The chief Snow Man stood up from the rock, turned the other man around by the shoulder, and started walking away. The new man did not follow, though, until the chief turned back and said something short and sharp, like a bark.

Now that they were leaving, I was suddenly very afraid, afraid of what might have happened to me, stuck out on the spit with five Snow Men between me and our village, and I hid myself among the trees. My aunts would say, See, there you go, you always think afterward about what you should have done, when it is too late and no good. This time they would have been right.

The first Snow Man turned around once when he got near his canoe, and I thought he looked surprised not to see me anymore. I wondered if I should step out from behind the tree so he would know I was alive and not a spirit. But that might look like an invitation, and then maybe he would come back. Still, I was disappointed when I lost sight of him. This is what is wrong with me—I am always wanting and not wanting something at the same time. Like wanting to marry my handsome cousin, but also not wanting it. No one else ever seems to feel this way. But I saw it in this Snow Man, the way he leaned over the dead gull, hoping it was one of his men and also hoping it was not.

Then I noticed, on the rock where the man had been sitting, his flask of water. Had he forgotten it, or was it a gift? I picked it up—it was round and hard, cold to the touch, and closed with a stopper made of some kind of soft wood. I could see my own reflection in the side. It was like looking into really smooth lake ice. I was pleased to have it. I had never had anything so wonderful in all my life, not for myself.

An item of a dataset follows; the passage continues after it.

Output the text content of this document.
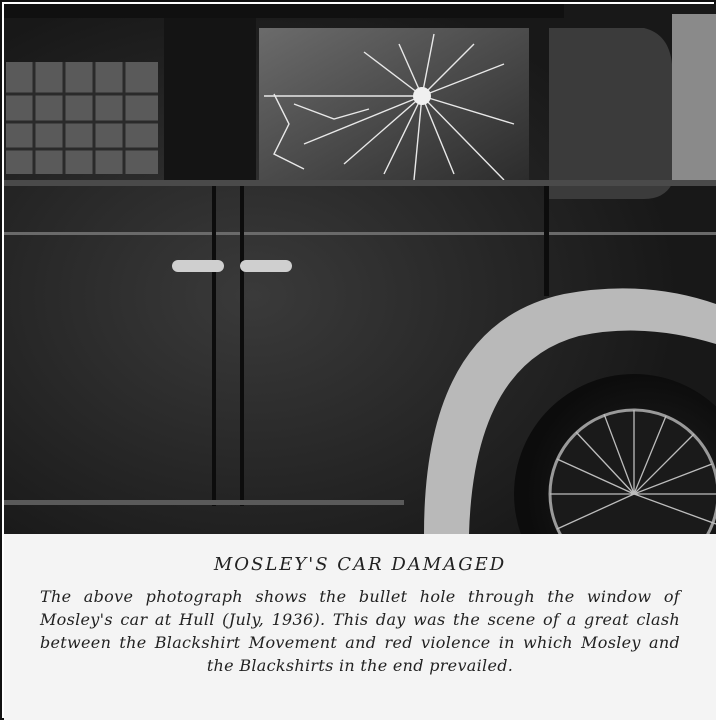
MOSLEY'S CAR DAMAGED
The above photograph shows the bullet hole through the window of Mosley's car at Hull (July, 1936). This day was the scene of a great clash between the Blackshirt Movement and red violence in which Mosley and the Blackshirts in the end prevailed.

Then I heard a familiar cough behind me. It was my little cousin. I could tell without looking. They are gone, I said, you can come out. I could have killed him, he said, I could have killed them both. How? I said. With your bow and arrow? I was sorry as soon as I said it. His aim is terrible, but it is not his fault. He is too sick to practice much. I was still watching the Snow Men, who were now getting back in their small canoe. I couldn't see their faces anymore, but their bodies still looked sad. They had not found any of their people. Would they worry now about bears or about Land Otters? I wish I could have asked them.

What do you think happens when you drown? I asked my cousin. He cleared his throat. I don't know, he said, but sometimes when I cough and I can't stop, I think it might be like that. He had not understood me, but I said nothing. I felt sad all over again for the cousin who drowned. I knew my little cousin was thinking about his brother too, and I wondered if love could start like that, with two people feeling sad about the same thing. I turned around to look at him.

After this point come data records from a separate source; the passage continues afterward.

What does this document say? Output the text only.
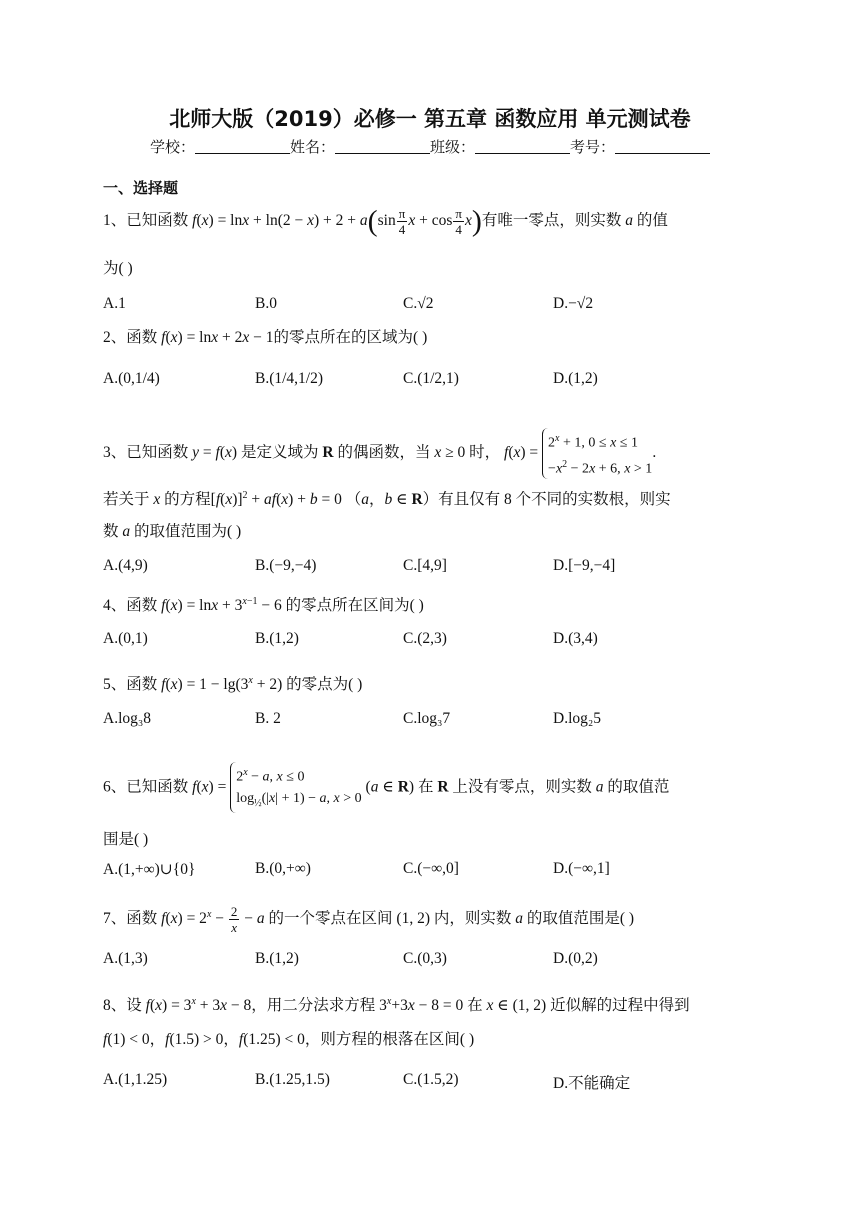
北师大版（2019）必修一 第五章 函数应用 单元测试卷
学校：	姓名：	班级：	考号：
一、选择题
1、已知函数 $f(x) = \ln x + \ln(2 - x) + 2 + a(\sin \frac{\pi}{4}$ $x + \cos \frac{\pi}{4} x$)有唯一零点，则实数 a 的值
为( )
A.1	B.0	C.√2	D.−√2
2、函数 f(x) = lnx + 2x − 1的零点所在的区域为( )
A.(0,1/4)	B.(1/4,1/2)	C.(1/2,1)	D.(1,2)
3、已知函数 y = f(x) 是定义域为 R 的偶函数，当 x ≥ 0 时， $f(x) = 2^x + 1$, 0 ≤ x ≤ 1
$-x^2 - 2x + 6$, x > 1.
若关于 x 的方程$[f(x)]^2 + af(x) + b = 0$ （a，b ∈ R）有且仅有 8 个不同的实数根，则实
数 a 的取值范围为( )
A.(4,9)	B.(−9,−4)	C.[4,9]	D.[−9,−4]
4、函数 $f(x) = \ln x + 3^{x-1} - 6$ 的零点所在区间为( )
A.(0,1)	B.(1,2)	C.(2,3)	D.(3,4)
5、函数 $f(x) = 1 - \lg(3^x + 2)$ 的零点为( )
A.log₃8	B. 2	C.log₃7	D.log₂5
6、已知函数 $f(x) = 2^x - a$, x ≤ 0
$\log_{\frac{1}{2}}(|x| + 1) - a$, x > 0 (a ∈ R) 在 R 上没有零点，则实数 a 的取值范
围是( )
A.(1,+∞)∪{0}	B.(0,+∞)	C.(−∞,0]	D.(−∞,1]
7、函数 $f(x) = 2^x - \frac{2}{x} - a$ 的一个零点在区间 (1, 2) 内，则实数 a 的取值范围是( )
A.(1,3)	B.(1,2)	C.(0,3)	D.(0,2)
8、设 $f(x) = 3^x + 3x - 8$，用二分法求方程 $3^x+3x - 8 = 0$ 在 x ∈ (1, 2) 近似解的过程中得到
f(1) < 0，f(1.5) > 0，f(1.25) < 0，则方程的根落在区间( )
A.(1,1.25)	B.(1.25,1.5)	C.(1.5,2)	D.不能确定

I should not have laughed. But I could not help it. He looked so serious with his bow and arrows, which were so big on him. I am glad you did not try shooting, I said, You might have killed me too. His face turned muddy-red with shame and anger. I felt sorry right away, and was about to offer him some of my berries, but he pointed to the flask in my hand and said, You should not have that. Why not? I said. Everyone will say you are like the Eagle women who go into the woods with the Snow Men and come back with gifts, he said. I looked down at the shiny flask, then back at my cousin. He was still looking at it, not at me, looking at it with wide-open eyes, panting a little. I walked forward and thrust the flask at his chest, hard enough to make him stagger. The flask fell to the ground.